– Да брось, – сказал он. – Я там почти и не бываю. Слишком уныло.
Я улыбнулся.
– Ладно. Когда этим займемся?
Сала пожал плечами.
– Да когда хочешь. Или вообще можешь сидеть в гостинице до упора. А когда он спросит, скажи ему, что переезжаешь-де завтра.
Он собрал свои фотоштучки, и мы вышли через заднюю дверь, чтобы не угодить в толпу на входе. Жара стояла такая, что я начинал обливаться потом при каждой остановке на светофоре. Лишь когда машина трогалась вновь, меня охлаждал ветерок. Сала вилял по авениде Понс-де-Леон, продираясь сквозь трафик в сторону пригорода.
Где-то в районе Сантурсы мы тормознули, пропуская стайку школьников на переходе, и они принялись над нами насмехаться. «Ла кукарача! – кричали дети. – Кукарача! Кукарача!».
Сала смущенно заерзал.
– Чего это они? – спросил я.
– Шпана малолетняя. Обзывают мою машину «тараканом», – буркнул он. – Так бы и передавил парочку-другую…
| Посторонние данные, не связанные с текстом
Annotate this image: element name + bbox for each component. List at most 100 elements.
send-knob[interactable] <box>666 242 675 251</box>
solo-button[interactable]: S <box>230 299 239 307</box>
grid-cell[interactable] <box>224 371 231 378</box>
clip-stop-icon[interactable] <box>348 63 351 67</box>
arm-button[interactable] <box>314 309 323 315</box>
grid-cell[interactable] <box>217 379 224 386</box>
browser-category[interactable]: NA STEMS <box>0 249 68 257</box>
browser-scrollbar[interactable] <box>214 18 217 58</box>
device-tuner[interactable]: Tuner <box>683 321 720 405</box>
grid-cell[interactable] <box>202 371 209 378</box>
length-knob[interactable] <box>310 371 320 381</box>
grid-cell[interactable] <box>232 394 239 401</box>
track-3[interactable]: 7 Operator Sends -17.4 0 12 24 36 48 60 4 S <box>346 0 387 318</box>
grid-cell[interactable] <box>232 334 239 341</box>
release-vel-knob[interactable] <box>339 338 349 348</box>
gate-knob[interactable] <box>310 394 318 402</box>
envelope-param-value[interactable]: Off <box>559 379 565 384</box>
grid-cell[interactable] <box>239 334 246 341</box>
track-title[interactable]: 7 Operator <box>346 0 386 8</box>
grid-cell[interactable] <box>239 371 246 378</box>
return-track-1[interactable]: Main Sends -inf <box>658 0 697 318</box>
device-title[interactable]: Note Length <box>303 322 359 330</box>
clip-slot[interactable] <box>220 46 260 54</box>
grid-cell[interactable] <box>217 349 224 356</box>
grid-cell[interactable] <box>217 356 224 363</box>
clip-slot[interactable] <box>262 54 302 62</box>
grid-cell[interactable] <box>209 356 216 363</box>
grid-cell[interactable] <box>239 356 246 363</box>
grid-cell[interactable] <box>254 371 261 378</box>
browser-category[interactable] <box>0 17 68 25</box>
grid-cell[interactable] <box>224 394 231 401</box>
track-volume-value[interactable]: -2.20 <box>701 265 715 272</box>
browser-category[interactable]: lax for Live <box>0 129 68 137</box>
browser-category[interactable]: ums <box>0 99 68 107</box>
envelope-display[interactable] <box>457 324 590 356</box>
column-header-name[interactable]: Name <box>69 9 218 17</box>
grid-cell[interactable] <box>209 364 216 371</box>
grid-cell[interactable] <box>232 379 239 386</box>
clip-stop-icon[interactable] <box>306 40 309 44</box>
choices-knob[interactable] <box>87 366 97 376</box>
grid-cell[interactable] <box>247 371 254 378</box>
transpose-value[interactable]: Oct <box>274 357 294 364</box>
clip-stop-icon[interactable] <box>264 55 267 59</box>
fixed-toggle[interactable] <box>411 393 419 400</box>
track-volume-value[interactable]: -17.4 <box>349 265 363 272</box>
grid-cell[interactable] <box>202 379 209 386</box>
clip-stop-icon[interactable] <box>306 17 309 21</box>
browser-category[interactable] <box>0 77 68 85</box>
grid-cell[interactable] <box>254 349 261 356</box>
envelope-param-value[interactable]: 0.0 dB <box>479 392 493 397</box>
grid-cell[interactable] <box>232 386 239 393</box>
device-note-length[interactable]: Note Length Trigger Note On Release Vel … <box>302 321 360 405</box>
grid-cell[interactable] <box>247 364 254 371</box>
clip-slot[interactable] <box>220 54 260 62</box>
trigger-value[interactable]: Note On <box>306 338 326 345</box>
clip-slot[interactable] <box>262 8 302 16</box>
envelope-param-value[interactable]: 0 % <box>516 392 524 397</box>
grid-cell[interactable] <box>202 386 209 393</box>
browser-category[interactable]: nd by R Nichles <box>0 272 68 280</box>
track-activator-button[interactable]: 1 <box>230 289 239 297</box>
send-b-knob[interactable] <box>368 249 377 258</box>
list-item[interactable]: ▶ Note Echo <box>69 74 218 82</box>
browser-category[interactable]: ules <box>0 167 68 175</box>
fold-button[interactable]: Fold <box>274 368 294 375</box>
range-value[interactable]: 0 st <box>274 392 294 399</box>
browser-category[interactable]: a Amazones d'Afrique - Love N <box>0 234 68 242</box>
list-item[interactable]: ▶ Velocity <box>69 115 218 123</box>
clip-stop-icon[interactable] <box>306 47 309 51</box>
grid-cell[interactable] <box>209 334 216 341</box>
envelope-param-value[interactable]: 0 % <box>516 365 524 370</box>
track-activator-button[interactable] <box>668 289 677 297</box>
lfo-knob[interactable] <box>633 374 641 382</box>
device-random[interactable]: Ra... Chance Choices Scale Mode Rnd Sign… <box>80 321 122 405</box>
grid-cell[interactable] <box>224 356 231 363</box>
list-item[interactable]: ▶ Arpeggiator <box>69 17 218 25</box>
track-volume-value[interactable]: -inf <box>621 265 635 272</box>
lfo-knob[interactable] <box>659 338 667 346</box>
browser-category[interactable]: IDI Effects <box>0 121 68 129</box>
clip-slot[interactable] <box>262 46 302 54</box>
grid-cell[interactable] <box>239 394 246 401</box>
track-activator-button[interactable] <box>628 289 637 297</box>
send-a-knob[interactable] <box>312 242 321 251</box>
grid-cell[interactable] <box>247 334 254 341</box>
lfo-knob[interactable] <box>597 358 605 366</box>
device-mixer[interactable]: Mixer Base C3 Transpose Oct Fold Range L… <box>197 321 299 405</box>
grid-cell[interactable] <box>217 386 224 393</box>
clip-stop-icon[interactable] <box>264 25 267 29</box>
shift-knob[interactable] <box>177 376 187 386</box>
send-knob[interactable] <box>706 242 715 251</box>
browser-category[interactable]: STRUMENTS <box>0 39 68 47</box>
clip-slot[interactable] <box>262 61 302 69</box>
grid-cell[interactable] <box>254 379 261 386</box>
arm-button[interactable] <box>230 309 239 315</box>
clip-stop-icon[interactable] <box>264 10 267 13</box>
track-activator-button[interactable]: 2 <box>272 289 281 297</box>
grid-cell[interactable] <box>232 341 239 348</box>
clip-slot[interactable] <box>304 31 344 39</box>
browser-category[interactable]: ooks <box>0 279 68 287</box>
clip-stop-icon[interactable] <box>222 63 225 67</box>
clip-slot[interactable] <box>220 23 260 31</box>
Я ухмыльнулся, откинувшись на спинку кресла. Машина мчалась вперед, и меня окружал странный, полуреальный мир. Чувство было забавным и в то же время обескураживающим. Вот он я, обитатель номера в люксовой гостинице, разъезжаю по псевдолатиноамериканскому городу в игрушечной машинке, напоминающей таракана и ревущей под стать реактивному самолету; выскальзываю из домов через задворки, трахаюсь на пляже, рыскаю в поисках пропитания в лагуне с акулами; на меня охотится местная банда, орущая на иностранном языке, – и все это творится в причудливом, старинном, испанском Пуэрто-Рико, где все поголовно платят американскими долларами, раскатывают в американских автомобилях или сидят за рулеткой, делая вид, будто находятся в Касабланке. Одна часть города напоминает Тампу, а другая – средневековый сумасшедший дом. И при этом мне платили до нелепости огромную зарплату, чтобы я слонялся туда-сюда, знакомясь с обстановкой.
Захотелось разослать письма друзьям и пригласить их сюда, всех до единого. Я подумал о Филе Роллинзе, который, высунув язык, рыщет по Нью-Йорку в поисках новостей, от заваленного снегами сабвея до бандитских разборок в Бруклине; о Дюке Петерсоне, сидящем в «Белой лошади» и ломающего голову над тем, что делать дальше; о лондонском Карле Брауни, вечно ноющем насчет климата и нехватки заказов; о Билле Миннише, который медленно, но верно спивается в Риме… Вот бы им направить телеграмму: «Скорей все сюда полно места ромовой бочке тчк работа не бей лежачего тчк денег куча тчк пей не хочу тчк трахайся до упаду тчк быстрей пока не кончилось».
Я раздумывал над этой мыслью, рассеянно следя за проносившимися мимо пальмами, чувствуя палящее солнце на лице – как вдруг меня швырнуло на лобовое стекло под дикий визг тормозов. В тот же миг поперек дороги шмыгнуло розовое такси, разминувшись с нами на каких-то шесть футов.
У Салы вылезли глаза из орбит, а на шеи вздулись вены.
– Мать честная! Нет, ты видел?! Ведь прет на красный, сволочь!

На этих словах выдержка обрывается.